La tórtola
De vuelta de la Universidad de Verano, de vuelta del éxito y la gloria fugaces, esta mujer de mediana edad cae en la melancolía. Ha mirado cinco veces el correo electrónico y nada, luego ha visto la reposición de Aquí no hay quien viva, luego se ha comido un yogur de coco y después de sentir la felicidad inmediata que sólo puede darnos la comida cuando estamos tristes, ha pensado en comerse otro y otro y otro, pero en la universidad ha hecho amistad con el tenor Suso Mariategui, que le dijo que no sólo no era necesario estar gorda para ser cantante de ópera, sino que normalmente la gordura respondía a problemas psicológicos. Si la ópera ya no es el refugio o la coartada de las gordas, menos será la literatura. Esta escritora de mediana edad no quiere ser una gorda psicológica. Decide pasar a la acción y se da un baño en la piscina.
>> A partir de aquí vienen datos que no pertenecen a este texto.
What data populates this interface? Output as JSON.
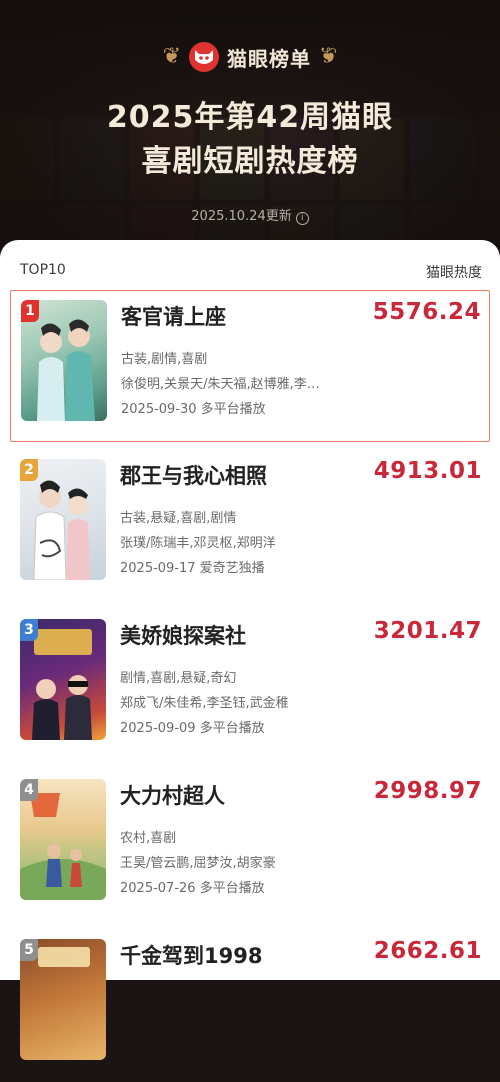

A ella (concretamente) le gustaría bañarse desnuda para sentir cómo el agua hace flotar sus aún turgentes pechos (no tanto como los de Loles), pero esta escritora de mediana edad tiene a su suegra haciendo croché en el porche y las escritoras de mediana edad, aunque escriban artículos porno y sean a la literatura lo que Nacho Vidal al cine, sienten hacia sus suegras un respeto imponente y no pueden concebir el incomodar a una suegra,
y menos aún cuando está haciendo croché para una sábana de la nuera (la escritora melancólica), y ha de mirar cada poco, con una concentración propia de una microbióloga, la fotocopia que guía su "labor". La escritora melancólica ve en su suegra a la Margarita Salas del croché. El santo de la escritora, por su parte, ajeno a la melancolía, o tan acostumbrado a ella que ya ni la nota, corta las zarzas que le han brotado al aligustre mientras tonteaba con las becarias de su señora en la Universidad de Verano. Sólo Chiquitín, ese pequeño yorkshire por el que la escritora melancólica daría la vida, rompe a veces el silencio para espantar a algún pájaro que viene a hurgar en sus cuencos de pienso y de agua. Pero lo hace con cierta desgana, con lentitud, consciente de que ya es un anciano, de que hace poco perdió casi todos sus dientes, de que dentro de poco su dueña le comprará un abrigo burberry para sacarlo a Central Park. La escritora piensa en el futuro haciendo el muerto en la piscina. De pronto siente un silencio raro. Se incorpora y ve a la misma tórtola de todas las tardes. El pájaro, precioso, hace ese sonido sordo y continuo que parece comerse a todos los demás sonidos. Chiquitín en vez de espantarla, se queda quieto, mirándola. El santo de la escritora observa la escena, de pie, tijeras en mano. Y la suegra abandona la labor encima de la mesa y mira como si viera algo que los demás no ven. La tórtola bebe, come, se lava el pico con una tranquilidad impropia de un pájaro que está siendo observado, y deja a nuestra escritora melancólica, a su suegra y a su santo con la duda de si volverá mañana. La suegra vuelve a su labor y dice que a veces piensa que esa tórtola es su marido, que en paz descanse, que viene a visitarla. Ellos piensan, aunque nunca se lo van a decir, lo que les gustaría poder creer lo mismo.